In theory, streaming offers a number of positives to consumers, namely more convenient and immediate access to our favorite movies and TV shows. However, the realities of the streaming economy and its effect on the entertainment industry as a whole demonstrate that under capitalism, technological innovations are never put to use for the purpose of improving working people’s quality of life. Rather, they are rolled out in a chaotic and uncoordinated fashion, for the primary purpose of garnering maximum profits for those at the top (Netflix, claiming it has no choice but to hike up its subscription prices, made over $12.9 billion in profits last year).

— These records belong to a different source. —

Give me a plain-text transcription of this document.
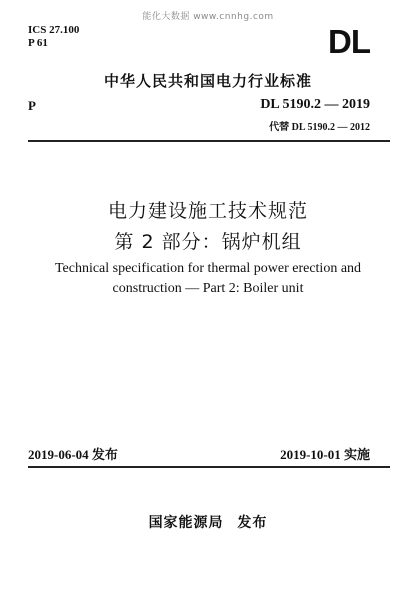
能化大数据 www.cnnhg.com
ICS 27.100
P 61	DL
中华人民共和国电力行业标准
P	DL 5190.2 — 2019
代替 DL 5190.2 — 2012
电力建设施工技术规范
第 2 部分：锅炉机组
Technical specification for thermal power erection and
construction — Part 2: Boiler unit
2019-06-04 发布	2019-10-01 实施
国家能源局 发布
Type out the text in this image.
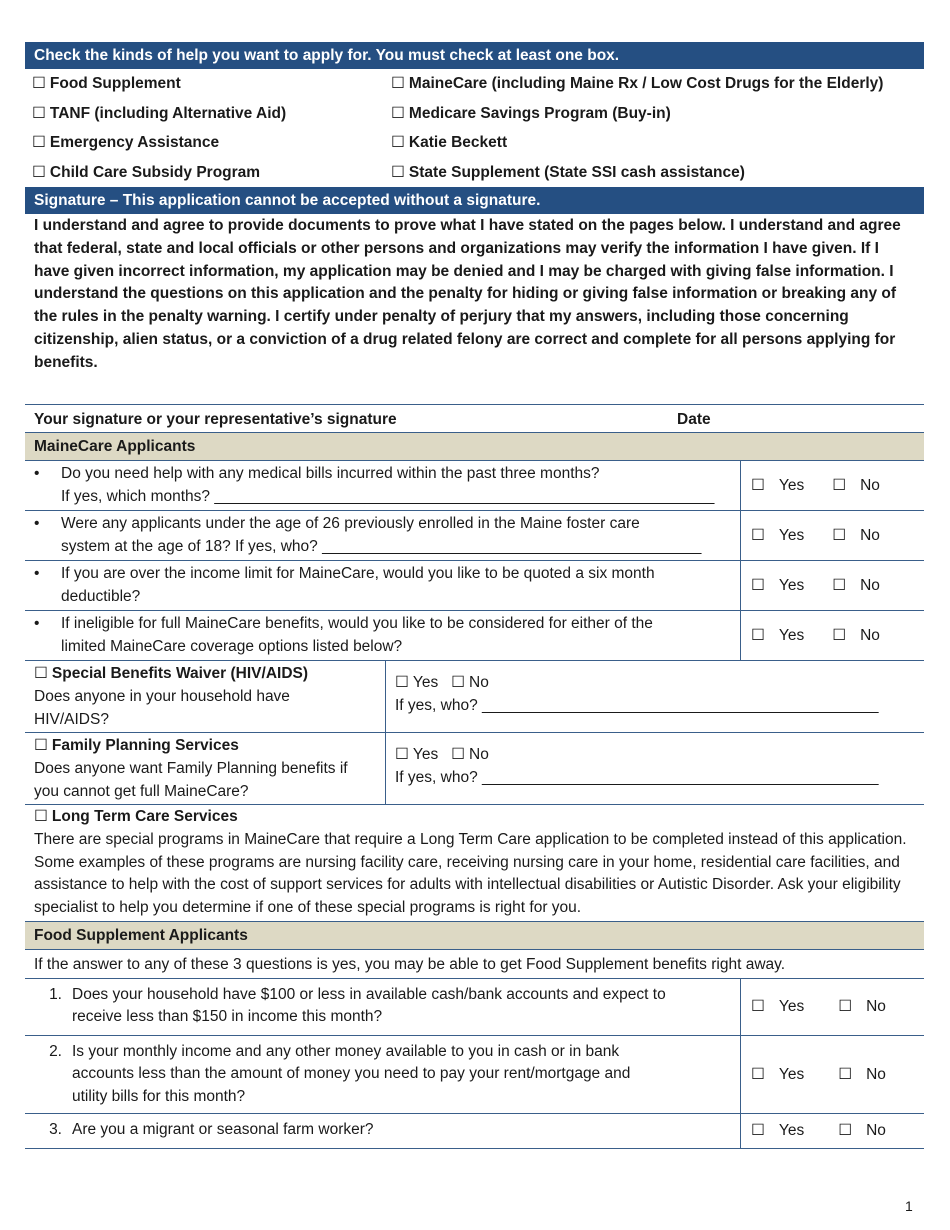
Check the kinds of help you want to apply for. You must check at least one box.
☐ Food Supplement	☐ MaineCare (including Maine Rx / Low Cost Drugs for the Elderly)
☐ TANF (including Alternative Aid)	☐ Medicare Savings Program (Buy-in)
☐ Emergency Assistance	☐ Katie Beckett
☐ Child Care Subsidy Program	☐ State Supplement (State SSI cash assistance)
Signature – This application cannot be accepted without a signature.
I understand and agree to provide documents to prove what I have stated on the pages below. I understand and agree that federal, state and local officials or other persons and organizations may verify the information I have given. If I have given incorrect information, my application may be denied and I may be charged with giving false information. I understand the questions on this application and the penalty for hiding or giving false information or breaking any of the rules in the penalty warning. I certify under penalty of perjury that my answers, including those concerning citizenship, alien status, or a conviction of a drug related felony are correct and complete for all persons applying for benefits.
Your signature or your representative’s signature	Date
MaineCare Applicants
•	Do you need help with any medical bills incurred within the past three months?
If yes, which months? __________________________________________________________
☐ Yes	☐ No
•	Were any applicants under the age of 26 previously enrolled in the Maine foster care
system at the age of 18? If yes, who? ____________________________________________
☐ Yes	☐ No
•	If you are over the income limit for MaineCare, would you like to be quoted a six month
deductible?
☐ Yes	☐ No
•	If ineligible for full MaineCare benefits, would you like to be considered for either of the
limited MaineCare coverage options listed below?
☐ Yes	☐ No
☐ Special Benefits Waiver (HIV/AIDS)
Does anyone in your household have
HIV/AIDS?
☐ Yes ☐ No
If yes, who? ______________________________________________
☐ Family Planning Services
Does anyone want Family Planning benefits if
you cannot get full MaineCare?
☐ Yes ☐ No
If yes, who? ______________________________________________
☐ Long Term Care Services
There are special programs in MaineCare that require a Long Term Care application to be completed instead of this application. Some examples of these programs are nursing facility care, receiving nursing care in your home, residential care facilities, and assistance to help with the cost of support services for adults with intellectual disabilities or Autistic Disorder. Ask your eligibility specialist to help you determine if one of these special programs is right for you.
Food Supplement Applicants
If the answer to any of these 3 questions is yes, you may be able to get Food Supplement benefits right away.
1. Does your household have $100 or less in available cash/bank accounts and expect to
receive less than $150 in income this month?
☐ Yes	☐ No
2. Is your monthly income and any other money available to you in cash or in bank
accounts less than the amount of money you need to pay your rent/mortgage and
utility bills for this month?
☐ Yes	☐ No
3. Are you a migrant or seasonal farm worker?	☐ Yes	☐ No
1
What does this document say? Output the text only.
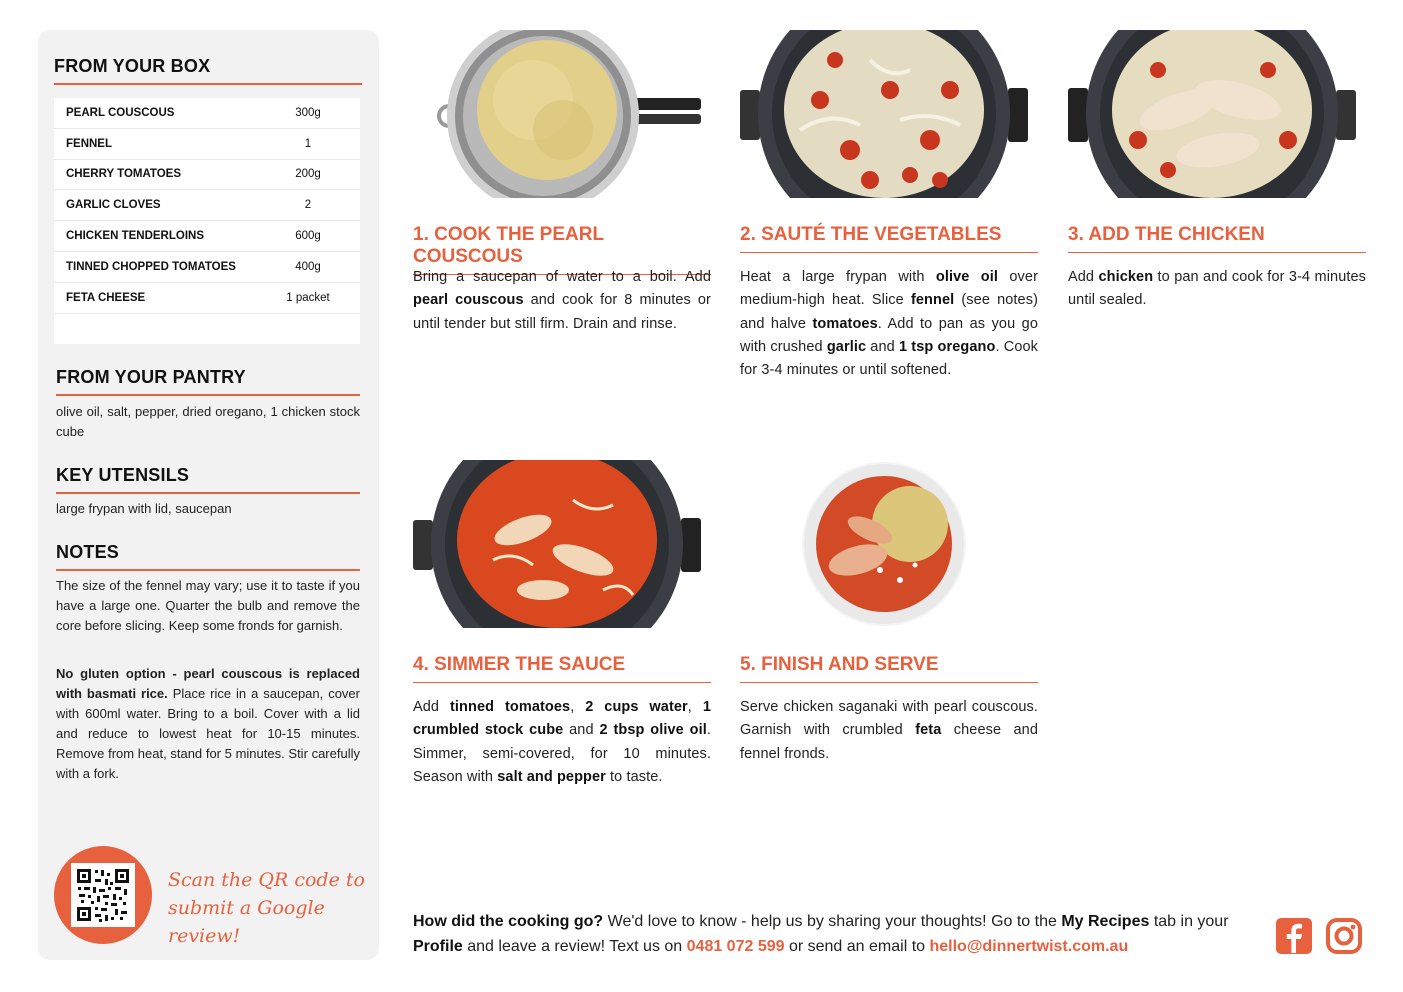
FROM YOUR BOX
PEARL COUSCOUS	300g
FENNEL	1
CHERRY TOMATOES	200g
GARLIC CLOVES	2
CHICKEN TENDERLOINS	600g
TINNED CHOPPED TOMATOES	400g
FETA CHEESE	1 packet
FROM YOUR PANTRY

olive oil, salt, pepper, dried oregano, 1 chicken stock cube

KEY UTENSILS

large frypan with lid, saucepan

NOTES

The size of the fennel may vary; use it to taste if you have a large one. Quarter the bulb and remove the core before slicing. Keep some fronds for garnish.

No gluten option - pearl couscous is replaced with basmati rice. Place rice in a saucepan, cover with 600ml water. Bring to a boil. Cover with a lid and reduce to lowest heat for 10-15 minutes. Remove from heat, stand for 5 minutes. Stir carefully with a fork.

Scan the QR code to
submit a Google review!
1. COOK THE PEARL COUSCOUS

Bring a saucepan of water to a boil. Add pearl couscous and cook for 8 minutes or until tender but still firm. Drain and rinse.

2. SAUTÉ THE VEGETABLES

Heat a large frypan with olive oil over medium-high heat. Slice fennel (see notes) and halve tomatoes. Add to pan as you go with crushed garlic and 1 tsp oregano. Cook for 3-4 minutes or until softened.

3. ADD THE CHICKEN

Add chicken to pan and cook for 3-4 minutes until sealed.

4. SIMMER THE SAUCE

Add tinned tomatoes, 2 cups water, 1 crumbled stock cube and 2 tbsp olive oil. Simmer, semi-covered, for 10 minutes. Season with salt and pepper to taste.

5. FINISH AND SERVE

Serve chicken saganaki with pearl couscous. Garnish with crumbled feta cheese and fennel fronds.

How did the cooking go? We'd love to know - help us by sharing your thoughts! Go to the My Recipes tab in your Profile and leave a review! Text us on 0481 072 599 or send an email to hello@dinnertwist.com.au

The same can be said for technology which has much more power to change our daily lives for better or worse, like artificial intelligence.
The streaming economy isn’t working for all capitalists; modern capitalism and its extraordinarily high upfront costs result in industries which tend toward monopolization and centralization, and as a result, many streaming companies other than those at the very top are struggling to remain profitable and keep their subscribers. Because of all these problems, we may see fundamental changes to the streaming model in the coming years. But whatever replaces it will have a similarly damaging impact on consumers, entertainment workers, and on art as a whole.
Following the example set by the 2023 WGA strike, only militant struggle from workers in the arts and entertainment industries, in solidarity with all of the working people and families who enjoy the fruits of their labor, can point us toward a healthy cultural environment: one where we are all able to produce and consume quality art which reflects our experiences, struggles, and perspectives. An example of a partial victory in this realm can be found in the workers movement that pushed forward the New Deal, which included significant arts programs as a method of bolstering the interwar economy and fostering cultural output in the U.S. Art serves a crucial role in society, and it should be accessible both to those who wish to produce and consume it. Only by fighting to destroy capitalism, and the profit motive which will always stifle human creativity, can we achieve this goal.